Наконец, находясь в стороне от других мировых культур, индейцы создали свое собственное мировоззрение, не нуждавшееся в изменении, ибо на обширных изобиловавших дичью территориях жило не так уж много людей. Люсьен Леви-Брюль в своей работе «Первобытный менталитет» цитирует абзац книги «Связи иезуитов», появившейся в XVII веке, где рассказывается о первых контактах святых отцов с индейцами, проживавшими на востоке Северной Америки: «Надо полагать, что люди из племени ироки не способны рассуждать, как, например, китайцы или любые другие приобщенные к культуре народы, перед которыми открывается божественная истина... Ироки не умеют мыслить. Первое впечатление остается у них на всю последующую жизнь. Они не воспринимают самые веские доводы, к которым обычно прибегают богословы, чтобы убедить недоверчивых. Они называют ложью все неоспоримые для нас истины и верят только в то, что видят собственными глазами»[534].
В этом необычном высказывании нашло отражение истинное отношение западного мира к индейцам.
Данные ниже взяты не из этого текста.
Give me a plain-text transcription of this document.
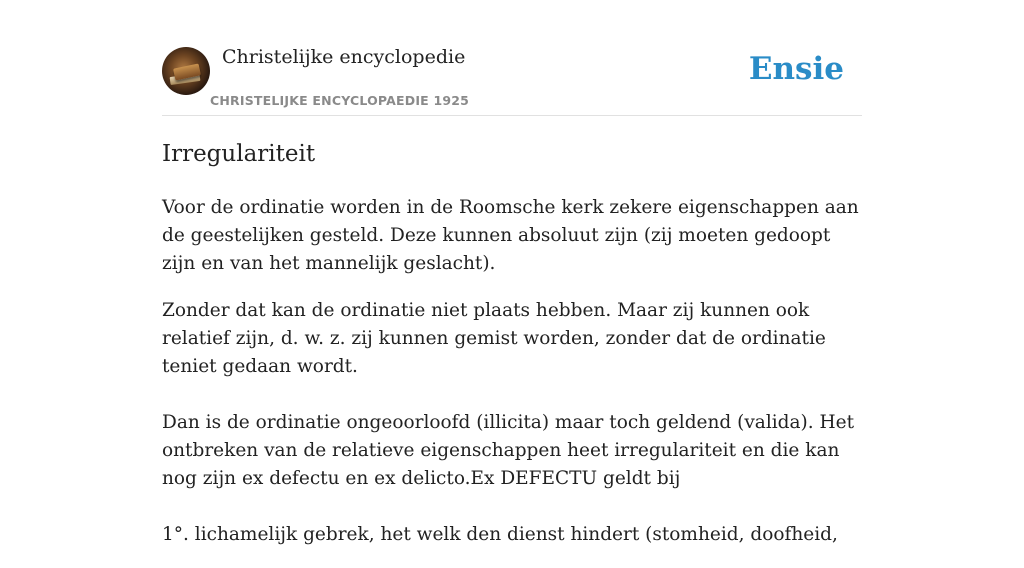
Christelijke encyclopedie
CHRISTELIJKE ENCYCLOPAEDIE 1925
Ensie
Irregulariteit

Voor de ordinatie worden in de Roomsche kerk zekere eigenschappen aan de geestelijken gesteld. Deze kunnen absoluut zijn (zij moeten gedoopt zijn en van het mannelijk geslacht).

Zonder dat kan de ordinatie niet plaats hebben. Maar zij kunnen ook relatief zijn, d. w. z. zij kunnen gemist worden, zonder dat de ordinatie teniet gedaan wordt.

Dan is de ordinatie ongeoorloofd (illicita) maar toch geldend (valida). Het ontbreken van de relatieve eigenschappen heet irregulariteit en die kan nog zijn ex defectu en ex delicto.Ex DEFECTU geldt bij

1°. lichamelijk gebrek, het welk den dienst hindert (stomheid, doofheid,
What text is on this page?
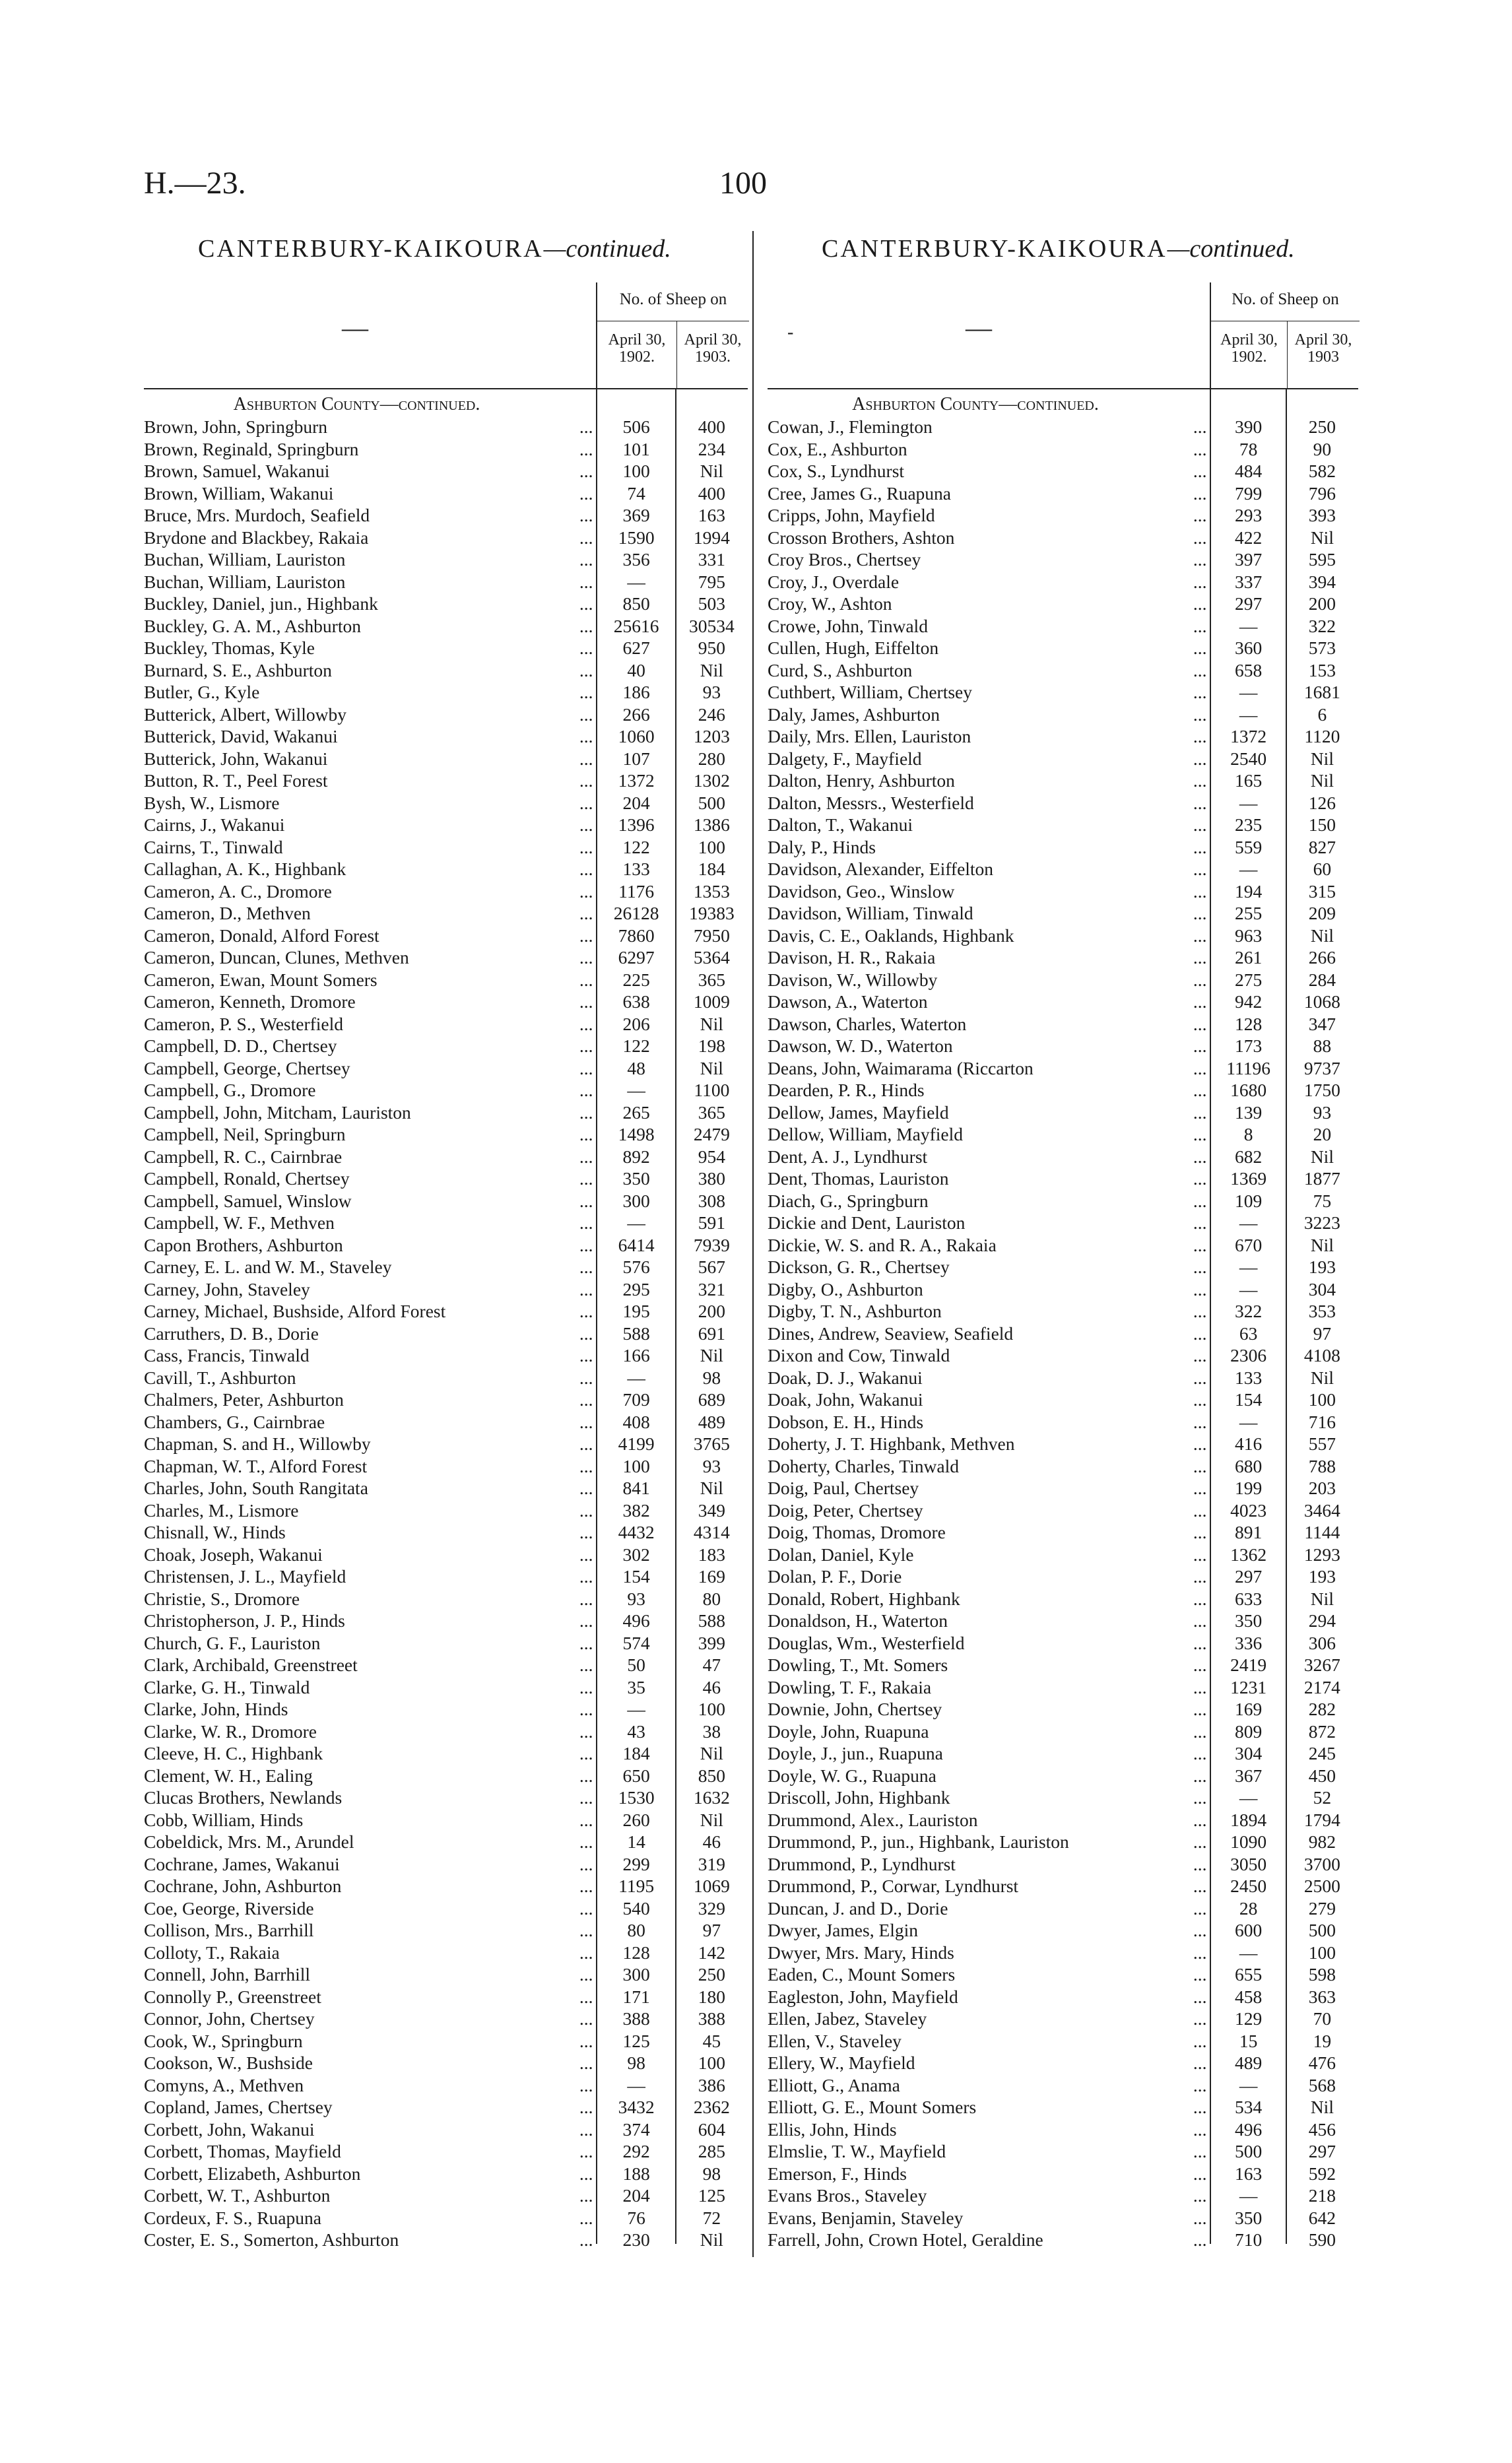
H.—23.	100
CANTERBURY-KAIKOURA—continued.	CANTERBURY-KAIKOURA—continued.
—
No. of Sheep on
April 30,
1902.
April 30,
1903.
Ashburton County—continued.
Brown, John, Springburn	...	506	400
Brown, Reginald, Springburn	...	101	234
Brown, Samuel, Wakanui	...	100	Nil
Brown, William, Wakanui	...	74	400
Bruce, Mrs. Murdoch, Seafield	...	369	163
Brydone and Blackbey, Rakaia	...	1590	1994
Buchan, William, Lauriston	...	356	331
Buchan, William, Lauriston	...	—	795
Buckley, Daniel, jun., Highbank	...	850	503
Buckley, G. A. M., Ashburton	...	25616	30534
Buckley, Thomas, Kyle	...	627	950
Burnard, S. E., Ashburton	...	40	Nil
Butler, G., Kyle	...	186	93
Butterick, Albert, Willowby	...	266	246
Butterick, David, Wakanui	...	1060	1203
Butterick, John, Wakanui	...	107	280
Button, R. T., Peel Forest	...	1372	1302
Bysh, W., Lismore	...	204	500
Cairns, J., Wakanui	...	1396	1386
Cairns, T., Tinwald	...	122	100
Callaghan, A. K., Highbank	...	133	184
Cameron, A. C., Dromore	...	1176	1353
Cameron, D., Methven	...	26128	19383
Cameron, Donald, Alford Forest	...	7860	7950
Cameron, Duncan, Clunes, Methven	...	6297	5364
Cameron, Ewan, Mount Somers	...	225	365
Cameron, Kenneth, Dromore	...	638	1009
Cameron, P. S., Westerfield	...	206	Nil
Campbell, D. D., Chertsey	...	122	198
Campbell, George, Chertsey	...	48	Nil
Campbell, G., Dromore	...	—	1100
Campbell, John, Mitcham, Lauriston	...	265	365
Campbell, Neil, Springburn	...	1498	2479
Campbell, R. C., Cairnbrae	...	892	954
Campbell, Ronald, Chertsey	...	350	380
Campbell, Samuel, Winslow	...	300	308
Campbell, W. F., Methven	...	—	591
Capon Brothers, Ashburton	...	6414	7939
Carney, E. L. and W. M., Staveley	...	576	567
Carney, John, Staveley	...	295	321
Carney, Michael, Bushside, Alford Forest	...	195	200
Carruthers, D. B., Dorie	...	588	691
Cass, Francis, Tinwald	...	166	Nil
Cavill, T., Ashburton	...	—	98
Chalmers, Peter, Ashburton	...	709	689
Chambers, G., Cairnbrae	...	408	489
Chapman, S. and H., Willowby	...	4199	3765
Chapman, W. T., Alford Forest	...	100	93
Charles, John, South Rangitata	...	841	Nil
Charles, M., Lismore	...	382	349
Chisnall, W., Hinds	...	4432	4314
Choak, Joseph, Wakanui	...	302	183
Christensen, J. L., Mayfield	...	154	169
Christie, S., Dromore	...	93	80
Christopherson, J. P., Hinds	...	496	588
Church, G. F., Lauriston	...	574	399
Clark, Archibald, Greenstreet	...	50	47
Clarke, G. H., Tinwald	...	35	46
Clarke, John, Hinds	...	—	100
Clarke, W. R., Dromore	...	43	38
Cleeve, H. C., Highbank	...	184	Nil
Clement, W. H., Ealing	...	650	850
Clucas Brothers, Newlands	...	1530	1632
Cobb, William, Hinds	...	260	Nil
Cobeldick, Mrs. M., Arundel	...	14	46
Cochrane, James, Wakanui	...	299	319
Cochrane, John, Ashburton	...	1195	1069
Coe, George, Riverside	...	540	329
Collison, Mrs., Barrhill	...	80	97
Colloty, T., Rakaia	...	128	142
Connell, John, Barrhill	...	300	250
Connolly P., Greenstreet	...	171	180
Connor, John, Chertsey	...	388	388
Cook, W., Springburn	...	125	45
Cookson, W., Bushside	...	98	100
Comyns, A., Methven	...	—	386
Copland, James, Chertsey	...	3432	2362
Corbett, John, Wakanui	...	374	604
Corbett, Thomas, Mayfield	...	292	285
Corbett, Elizabeth, Ashburton	...	188	98
Corbett, W. T., Ashburton	...	204	125
Cordeux, F. S., Ruapuna	...	76	72
Coster, E. S., Somerton, Ashburton	...	230	Nil
—
-
No. of Sheep on
April 30,
1902.
April 30,
1903
Ashburton County—continued.
Cowan, J., Flemington	...	390	250
Cox, E., Ashburton	...	78	90
Cox, S., Lyndhurst	...	484	582
Cree, James G., Ruapuna	...	799	796
Cripps, John, Mayfield	...	293	393
Crosson Brothers, Ashton	...	422	Nil
Croy Bros., Chertsey	...	397	595
Croy, J., Overdale	...	337	394
Croy, W., Ashton	...	297	200
Crowe, John, Tinwald	...	—	322
Cullen, Hugh, Eiffelton	...	360	573
Curd, S., Ashburton	...	658	153
Cuthbert, William, Chertsey	...	—	1681
Daly, James, Ashburton	...	—	6
Daily, Mrs. Ellen, Lauriston	...	1372	1120
Dalgety, F., Mayfield	...	2540	Nil
Dalton, Henry, Ashburton	...	165	Nil
Dalton, Messrs., Westerfield	...	—	126
Dalton, T., Wakanui	...	235	150
Daly, P., Hinds	...	559	827
Davidson, Alexander, Eiffelton	...	—	60
Davidson, Geo., Winslow	...	194	315
Davidson, William, Tinwald	...	255	209
Davis, C. E., Oaklands, Highbank	...	963	Nil
Davison, H. R., Rakaia	...	261	266
Davison, W., Willowby	...	275	284
Dawson, A., Waterton	...	942	1068
Dawson, Charles, Waterton	...	128	347
Dawson, W. D., Waterton	...	173	88
Deans, John, Waimarama (Riccarton	...	11196	9737
Dearden, P. R., Hinds	...	1680	1750
Dellow, James, Mayfield	...	139	93
Dellow, William, Mayfield	...	8	20
Dent, A. J., Lyndhurst	...	682	Nil
Dent, Thomas, Lauriston	...	1369	1877
Diach, G., Springburn	...	109	75
Dickie and Dent, Lauriston	...	—	3223
Dickie, W. S. and R. A., Rakaia	...	670	Nil
Dickson, G. R., Chertsey	...	—	193
Digby, O., Ashburton	...	—	304
Digby, T. N., Ashburton	...	322	353
Dines, Andrew, Seaview, Seafield	...	63	97
Dixon and Cow, Tinwald	...	2306	4108
Doak, D. J., Wakanui	...	133	Nil
Doak, John, Wakanui	...	154	100
Dobson, E. H., Hinds	...	—	716
Doherty, J. T. Highbank, Methven	...	416	557
Doherty, Charles, Tinwald	...	680	788
Doig, Paul, Chertsey	...	199	203
Doig, Peter, Chertsey	...	4023	3464
Doig, Thomas, Dromore	...	891	1144
Dolan, Daniel, Kyle	...	1362	1293
Dolan, P. F., Dorie	...	297	193
Donald, Robert, Highbank	...	633	Nil
Donaldson, H., Waterton	...	350	294
Douglas, Wm., Westerfield	...	336	306
Dowling, T., Mt. Somers	...	2419	3267
Dowling, T. F., Rakaia	...	1231	2174
Downie, John, Chertsey	...	169	282
Doyle, John, Ruapuna	...	809	872
Doyle, J., jun., Ruapuna	...	304	245
Doyle, W. G., Ruapuna	...	367	450
Driscoll, John, Highbank	...	—	52
Drummond, Alex., Lauriston	...	1894	1794
Drummond, P., jun., Highbank, Lauriston	...	1090	982
Drummond, P., Lyndhurst	...	3050	3700
Drummond, P., Corwar, Lyndhurst	...	2450	2500
Duncan, J. and D., Dorie	...	28	279
Dwyer, James, Elgin	...	600	500
Dwyer, Mrs. Mary, Hinds	...	—	100
Eaden, C., Mount Somers	...	655	598
Eagleston, John, Mayfield	...	458	363
Ellen, Jabez, Staveley	...	129	70
Ellen, V., Staveley	...	15	19
Ellery, W., Mayfield	...	489	476
Elliott, G., Anama	...	—	568
Elliott, G. E., Mount Somers	...	534	Nil
Ellis, John, Hinds	...	496	456
Elmslie, T. W., Mayfield	...	500	297
Emerson, F., Hinds	...	163	592
Evans Bros., Staveley	...	—	218
Evans, Benjamin, Staveley	...	350	642
Farrell, John, Crown Hotel, Geraldine	...	710	590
В самом деле неверно утверждение, будто индейцы верили только своим глазам, что делало из них позитивистов[535] еще до возникновения письменности. «Индейцы племени хидатса из Северной Америки, — писал позднее Фрэзер[536], — верят в одушевленность каждого предмета окружающего их мира или, если быть более точным, в то, что у каждого предмета есть своя тень, которую они могут уважать, впрочем, не в равной степени. Например, тень тополя, самого высокого дерева в долине истоков Миссури, обладает, по мнению индейцев, разумом и может помочь им, если обратиться к ней по всем правилам с подобающим уважением; в то же время тени кустарника и трав не приносили, как они считали, никакой пользы».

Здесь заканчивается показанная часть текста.